A report says the government heavily subsidizes the crops that most often wind up as the ingredients in junk food. Mostly because the Agriculture Department feels there is no need to add to the $3 that is spent by Americans every year on broccoli.
Two preschoolers have been hospitalized and 70 others exposed to an outbreak of E.coli at a Washington State School. No one had any idea that cafeteria meals were being outsourced to Chipotle.
Christie Brinkley, on her appearance at age 62 says “I’m doing the best I can.” Apparently it was so much easier to look beautiful when she was younger, especially by comparison when she was photographed next to her husband Billy Joel.
Christie Brinkley, on her appearance at age 62 says “I’m doing the best I can.” It’s just sad to see someone who used to be drop-dead gorgeous now having to get through life being only extremely beautiful.
Director Oliver Stone compared Pokemon Go to “totalitarianism.” No one even realized that when their children were holding out a stiff arm they were giving the Nazi salute to Pikachu.
Wonder Woman is getting her own postage stamp. The Post Office wanted to feature a female super hero and decided it would be better judgment to exclude their other option of using former Saturday morning TV show heroine “Isis.”
Wonder Woman is getting her own postage stamp. Mostly because Postal customers identify with Wonder Woman when they go to the mail box and wonder what happened to all their deliveries.
Ringo Starr says he wants to perform with Paul McCartney again. The only problem is that at age 76 he is no longer known on stage as one of the boys from Liverpool as much as one of the old men with liver spots.
Roger Goodell has reportedly hired image consultant Joe Lockhart who worked with Bill Clinton after his impeachment. Although Goodell has questioned Lockhart’s first suggestion of getting back in the public eye going on a dinner date with Monica Lewinsky.
Roger Goodell has reportedly hired image consultant Joe Lockhart who worked with Bill Clinton after his impeachment. Apparently Goodell has felt down after battling Tom Brady, almost like his image has somehow had the air let right out of it.
Basketball players at George Washington University say they were verbally abused by their coach. Or as verbal abuse is called by Bobby Knight, vocal warmups.
Basketball players at George Washington University say they were verbally abused by their coach. While coach Mike Lonergan says he may have been a bit harsh with the players, at his time with George Washington at least he never told a lie.
An ancient Roman soldier wearing an ornate belt was discovered in a UK grave.
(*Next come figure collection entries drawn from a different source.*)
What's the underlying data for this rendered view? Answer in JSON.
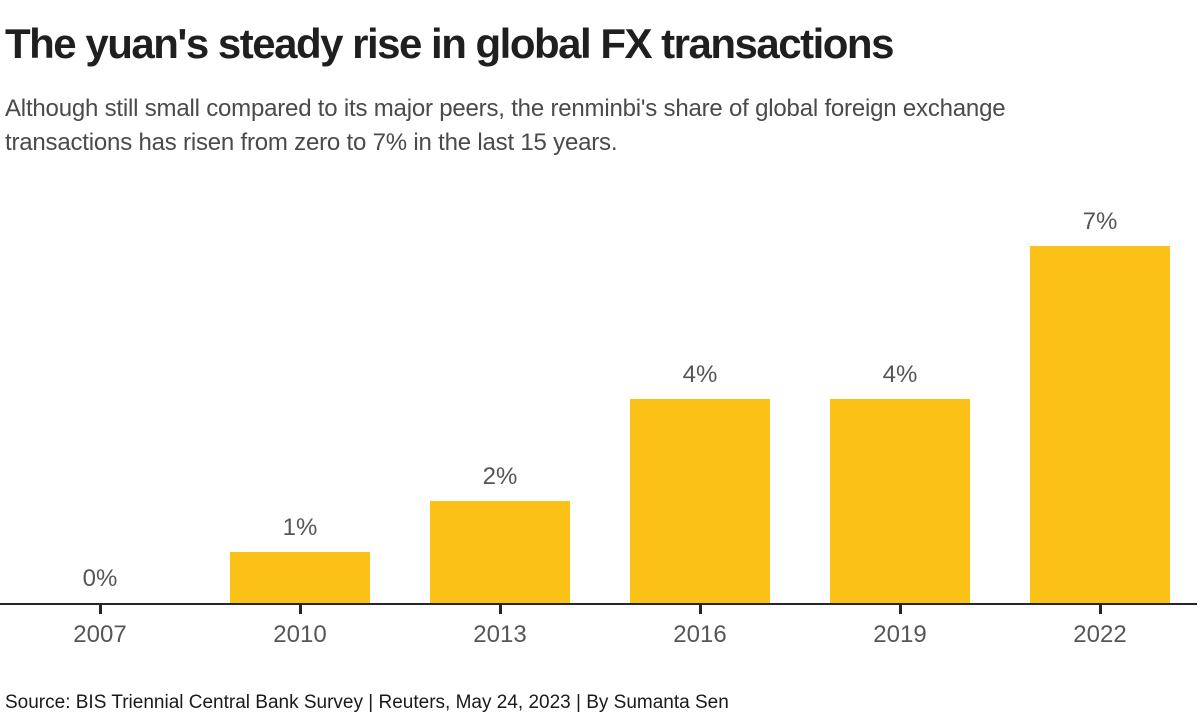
{
  "header": {
    "title": "The yuan's steady rise in global FX transactions",
    "subtitle_lines": [
      "Although still small compared to its major peers, the renminbi's share of global foreign exchange",
      "transactions has risen from zero to 7% in the last 15 years."
    ]
  },
  "chart_data": {
    "type": "bar",
    "categories": [
      "2007",
      "2010",
      "2013",
      "2016",
      "2019",
      "2022"
    ],
    "values": [
      0,
      1,
      2,
      4,
      4,
      7
    ],
    "labels": [
      "0%",
      "1%",
      "2%",
      "4%",
      "4%",
      "7%"
    ],
    "unit": "%",
    "ylim": [
      0,
      7
    ],
    "title": "The yuan's steady rise in global FX transactions",
    "xlabel": "",
    "ylabel": "",
    "grid": false,
    "legend": "none",
    "bar_color": "#FBC116",
    "axis_color": "#262626"
  },
  "footer": {
    "source": "Source: BIS Triennial Central Bank Survey | Reuters, May 24, 2023 | By Sumanta Sen"
  },
  "colors": {
    "background": "#FFFFFF",
    "bar": "#FBC116",
    "axis": "#262626",
    "title_text": "#1F1F1F",
    "subtitle_text": "#4A4A4A",
    "label_text": "#565656",
    "source_text": "#1A1A1A"
  }
}
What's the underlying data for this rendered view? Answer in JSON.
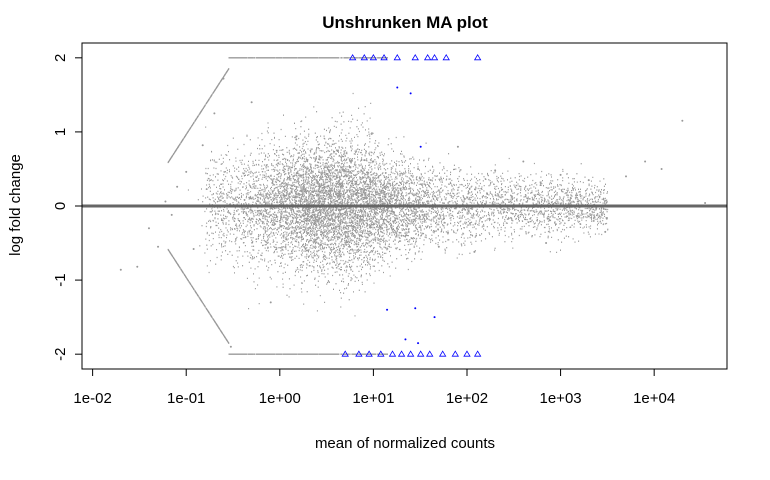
{
  "chart_data": {
    "type": "scatter",
    "title": "Unshrunken MA plot",
    "xlabel": "mean of normalized counts",
    "ylabel": "log fold change",
    "x_scale": "log10",
    "xlim": [
      0.0077,
      60000
    ],
    "ylim": [
      -2.2,
      2.2
    ],
    "x_ticks": [
      {
        "value": 0.01,
        "label": "1e-02"
      },
      {
        "value": 0.1,
        "label": "1e-01"
      },
      {
        "value": 1,
        "label": "1e+00"
      },
      {
        "value": 10,
        "label": "1e+01"
      },
      {
        "value": 100,
        "label": "1e+02"
      },
      {
        "value": 1000,
        "label": "1e+03"
      },
      {
        "value": 10000,
        "label": "1e+04"
      }
    ],
    "y_ticks": [
      {
        "value": -2,
        "label": "-2"
      },
      {
        "value": -1,
        "label": "-1"
      },
      {
        "value": 0,
        "label": "0"
      },
      {
        "value": 1,
        "label": "1"
      },
      {
        "value": 2,
        "label": "2"
      }
    ],
    "reference_line": {
      "y": 0,
      "color": "#666666"
    },
    "grid": false,
    "legend": "none",
    "colors": {
      "not_significant": "#999999",
      "significant": "#0000ff",
      "frame": "#000000"
    },
    "series": [
      {
        "key": "not_significant",
        "points": [
          [
            0.03,
            -0.82
          ],
          [
            0.02,
            -0.86
          ],
          [
            0.05,
            -0.55
          ],
          [
            0.04,
            -0.3
          ],
          [
            0.06,
            0.06
          ],
          [
            0.07,
            -0.12
          ],
          [
            0.08,
            0.26
          ],
          [
            0.1,
            0.46
          ],
          [
            0.12,
            -0.58
          ],
          [
            0.15,
            0.82
          ],
          [
            0.2,
            1.25
          ],
          [
            0.25,
            1.72
          ],
          [
            0.3,
            -1.9
          ],
          [
            0.5,
            1.4
          ],
          [
            0.8,
            -1.3
          ],
          [
            1.5,
            0.9
          ],
          [
            2.0,
            -0.6
          ],
          [
            3.0,
            0.45
          ],
          [
            5.0,
            -0.35
          ],
          [
            8.0,
            0.62
          ],
          [
            10,
            -0.25
          ],
          [
            15,
            0.3
          ],
          [
            20,
            -0.4
          ],
          [
            30,
            0.5
          ],
          [
            50,
            -0.55
          ],
          [
            80,
            0.8
          ],
          [
            120,
            -0.62
          ],
          [
            200,
            0.48
          ],
          [
            400,
            0.6
          ],
          [
            700,
            -0.5
          ],
          [
            1000,
            0.42
          ],
          [
            2000,
            0.35
          ],
          [
            3000,
            -0.35
          ],
          [
            5000,
            0.4
          ],
          [
            8000,
            0.6
          ],
          [
            12000,
            0.5
          ],
          [
            20000,
            1.15
          ],
          [
            35000,
            0.04
          ]
        ]
      },
      {
        "key": "significant",
        "points": [
          [
            6,
            2.0
          ],
          [
            8,
            2.0
          ],
          [
            10,
            2.0
          ],
          [
            13,
            2.0
          ],
          [
            18,
            2.0
          ],
          [
            28,
            2.0
          ],
          [
            38,
            2.0
          ],
          [
            45,
            2.0
          ],
          [
            60,
            2.0
          ],
          [
            130,
            2.0
          ],
          [
            18,
            1.6
          ],
          [
            25,
            1.52
          ],
          [
            32,
            0.8
          ],
          [
            14,
            -1.4
          ],
          [
            28,
            -1.38
          ],
          [
            45,
            -1.5
          ],
          [
            22,
            -1.8
          ],
          [
            30,
            -1.85
          ],
          [
            5,
            -2.0
          ],
          [
            7,
            -2.0
          ],
          [
            9,
            -2.0
          ],
          [
            12,
            -2.0
          ],
          [
            16,
            -2.0
          ],
          [
            20,
            -2.0
          ],
          [
            25,
            -2.0
          ],
          [
            32,
            -2.0
          ],
          [
            40,
            -2.0
          ],
          [
            55,
            -2.0
          ],
          [
            75,
            -2.0
          ],
          [
            100,
            -2.0
          ],
          [
            130,
            -2.0
          ]
        ]
      }
    ]
  }
}
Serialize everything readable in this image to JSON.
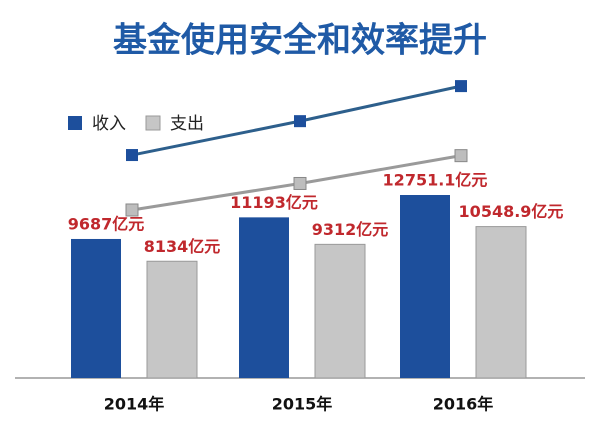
{
  "chart_data": {
    "type": "bar",
    "title": "基金使用安全和效率提升",
    "categories": [
      "2014年",
      "2015年",
      "2016年"
    ],
    "series": [
      {
        "name": "收入",
        "color": "#1d4f9c",
        "line_color": "#2d5f8c",
        "values": [
          9687,
          11193,
          12751.1
        ],
        "value_labels": [
          "9687亿元",
          "11193亿元",
          "12751.1亿元"
        ]
      },
      {
        "name": "支出",
        "color": "#c6c6c6",
        "line_color": "#9a9a9a",
        "values": [
          8134,
          9312,
          10548.9
        ],
        "value_labels": [
          "8134亿元",
          "9312亿元",
          "10548.9亿元"
        ]
      }
    ],
    "legend": "top-left",
    "label_color": "#c0282d"
  }
}
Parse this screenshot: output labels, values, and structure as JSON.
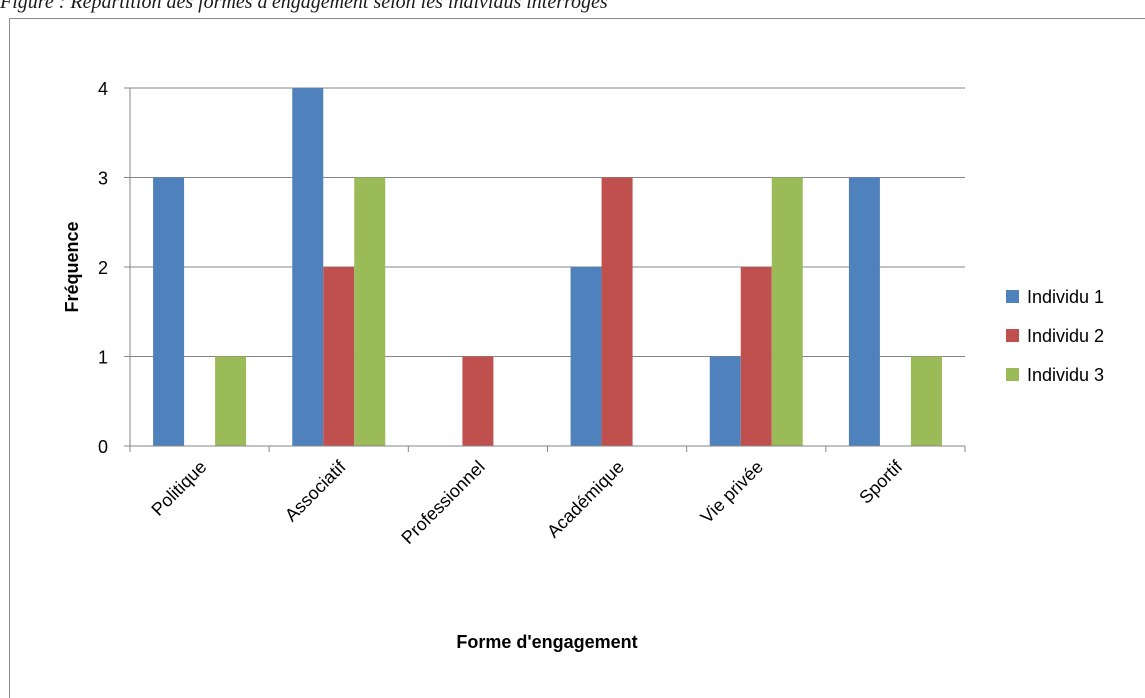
{
  "caption": "Figure : Répartition des formes d'engagement selon les individus interrogés",
  "chart_data": {
    "type": "bar",
    "title": "",
    "xlabel": "Forme d'engagement",
    "ylabel": "Fréquence",
    "ylim": [
      0,
      4
    ],
    "yticks": [
      0,
      1,
      2,
      3,
      4
    ],
    "grid": true,
    "legend_position": "right",
    "categories": [
      "Politique",
      "Associatif",
      "Professionnel",
      "Académique",
      "Vie privée",
      "Sportif"
    ],
    "series": [
      {
        "name": "Individu 1",
        "color": "#4f81bd",
        "values": [
          3,
          4,
          0,
          2,
          1,
          3
        ]
      },
      {
        "name": "Individu 2",
        "color": "#c0504d",
        "values": [
          0,
          2,
          1,
          3,
          2,
          0
        ]
      },
      {
        "name": "Individu 3",
        "color": "#9bbb59",
        "values": [
          1,
          3,
          0,
          0,
          3,
          1
        ]
      }
    ]
  }
}
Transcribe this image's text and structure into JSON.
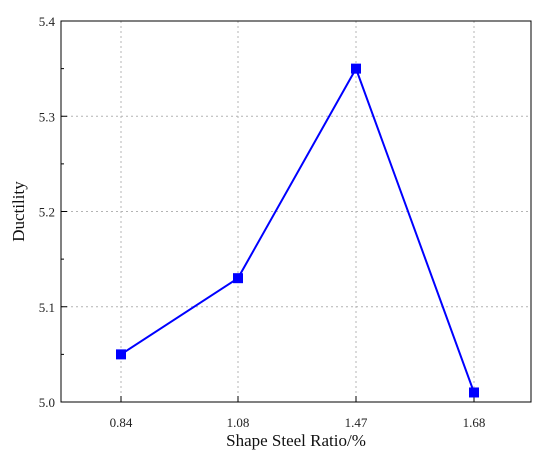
{
  "chart_data": {
    "type": "line",
    "categories": [
      "0.84",
      "1.08",
      "1.47",
      "1.68"
    ],
    "series": [
      {
        "values": [
          5.05,
          5.13,
          5.35,
          5.01
        ],
        "color": "#0000ff",
        "marker": "square"
      }
    ],
    "xlabel": "Shape Steel Ratio/%",
    "ylabel": "Ductility",
    "ylim": [
      5.0,
      5.4
    ],
    "yticks": [
      "5.0",
      "5.1",
      "5.2",
      "5.3",
      "5.4"
    ],
    "grid": true
  }
}
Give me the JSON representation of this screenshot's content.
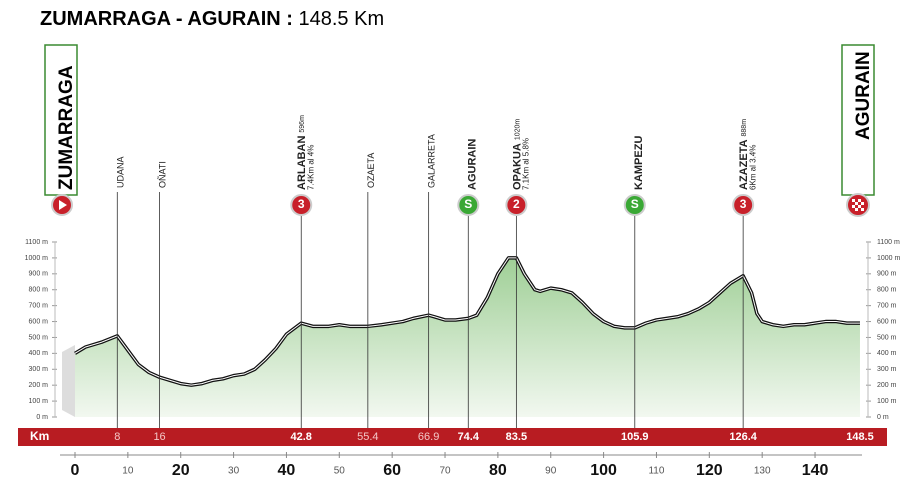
{
  "chart_data": {
    "type": "profile",
    "title": "ZUMARRAGA - AGURAIN :",
    "distance": "148.5 Km",
    "start": "ZUMARRAGA",
    "finish": "AGURAIN",
    "x": [
      0,
      2,
      5,
      8,
      10,
      12,
      14,
      16,
      18,
      20,
      22,
      24,
      26,
      28,
      30,
      32,
      34,
      36,
      38,
      40,
      42.8,
      45,
      48,
      50,
      52,
      55.4,
      58,
      62,
      64,
      66.9,
      68,
      70,
      72,
      74.4,
      76,
      78,
      80,
      82,
      83.5,
      85,
      87,
      88,
      90,
      92,
      94,
      96,
      98,
      100,
      102,
      104,
      105.9,
      108,
      110,
      112,
      114,
      116,
      118,
      120,
      122,
      124,
      126.4,
      128,
      129,
      130,
      132,
      134,
      136,
      138,
      140,
      142,
      144,
      146,
      148.5
    ],
    "values": [
      400,
      440,
      470,
      510,
      420,
      330,
      280,
      250,
      230,
      210,
      200,
      210,
      230,
      240,
      260,
      270,
      300,
      360,
      430,
      520,
      590,
      570,
      570,
      580,
      570,
      570,
      580,
      600,
      620,
      640,
      630,
      610,
      610,
      620,
      640,
      750,
      900,
      1000,
      1000,
      900,
      800,
      790,
      810,
      800,
      780,
      720,
      650,
      600,
      570,
      560,
      560,
      590,
      610,
      620,
      630,
      650,
      680,
      720,
      780,
      840,
      888,
      780,
      650,
      600,
      580,
      570,
      580,
      580,
      590,
      600,
      600,
      590,
      590
    ],
    "color": "#9fcf96",
    "xlim": [
      0,
      148.5
    ],
    "xticks": [
      0,
      10,
      20,
      30,
      40,
      50,
      60,
      70,
      80,
      90,
      100,
      110,
      120,
      130,
      140
    ],
    "ylim": [
      0,
      1100
    ],
    "yticks": [
      {
        "value": 0,
        "label": "0 m"
      },
      {
        "value": 100,
        "label": "100 m"
      },
      {
        "value": 200,
        "label": "200 m"
      },
      {
        "value": 300,
        "label": "300 m"
      },
      {
        "value": 400,
        "label": "400 m"
      },
      {
        "value": 500,
        "label": "500 m"
      },
      {
        "value": 600,
        "label": "600 m"
      },
      {
        "value": 700,
        "label": "700 m"
      },
      {
        "value": 800,
        "label": "800 m"
      },
      {
        "value": 900,
        "label": "900 m"
      },
      {
        "value": 1000,
        "label": "1000 m"
      },
      {
        "value": 1100,
        "label": "1100 m"
      }
    ],
    "km_label": "Km",
    "markers": [
      {
        "km": 8,
        "name": "UDANA",
        "major": false
      },
      {
        "km": 16,
        "name": "OÑATI",
        "major": false
      },
      {
        "km": 42.8,
        "name": "ARLABAN",
        "altitude": "596m",
        "note": "7.4Km al 4%",
        "badge": "3",
        "badge_color": "#c8202a",
        "major": true
      },
      {
        "km": 55.4,
        "name": "OZAETA",
        "major": false
      },
      {
        "km": 66.9,
        "name": "GALARRETA",
        "major": false
      },
      {
        "km": 74.4,
        "name": "AGURAIN",
        "badge": "S",
        "badge_color": "#3aa835",
        "major": true
      },
      {
        "km": 83.5,
        "name": "OPAKUA",
        "altitude": "1020m",
        "note": "7.1Km al 5.8%",
        "badge": "2",
        "badge_color": "#c8202a",
        "major": true
      },
      {
        "km": 105.9,
        "name": "KAMPEZU",
        "badge": "S",
        "badge_color": "#3aa835",
        "major": true
      },
      {
        "km": 126.4,
        "name": "AZAZETA",
        "altitude": "888m",
        "note": "6Km al 3.4%",
        "badge": "3",
        "badge_color": "#c8202a",
        "major": true
      },
      {
        "km": 148.5,
        "major": true
      }
    ]
  }
}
To which fans of the WWE assumed that wearing a decorative belt means that he must have been a former champ who was buried by The Undertaker.
Donald Trump accepted his nomination with a speech at the GOP convention Thursday night. Or as long time Republicans are referring to the time between now and the November election, “The Hangover Part IV.”
Donald Trump accepted his nomination with a speech at the GOP convention Thursday night. Not to say he was long winded, but people in the audience were referring to the length of his speech when they began yelling “Four more years!”
A heat wave in the central and eastern U.S. will bring triple digit heat through the weekend. Fortunately, the source of the inferno ended when Donald Trump finally wrapped up his acceptance speech and closed down the GOP convention.
That’s it for now, Oh Faithful Readers! The GOP convention sadly ended, taking with it most of my material over the past week. It also pretty much took with it any chance of the Republicans getting back into the White House over the next three decades. Even the Clintons were saying “Have you ever seen so much squabbling under the same roof?” The good news is the material will be free flowing again next week when the Democrats try to see if they can actually get along with each other for four straight days. Too bad our politicians can’t be as close as we are, especially when you let me know how you feel by remembering to always send the love!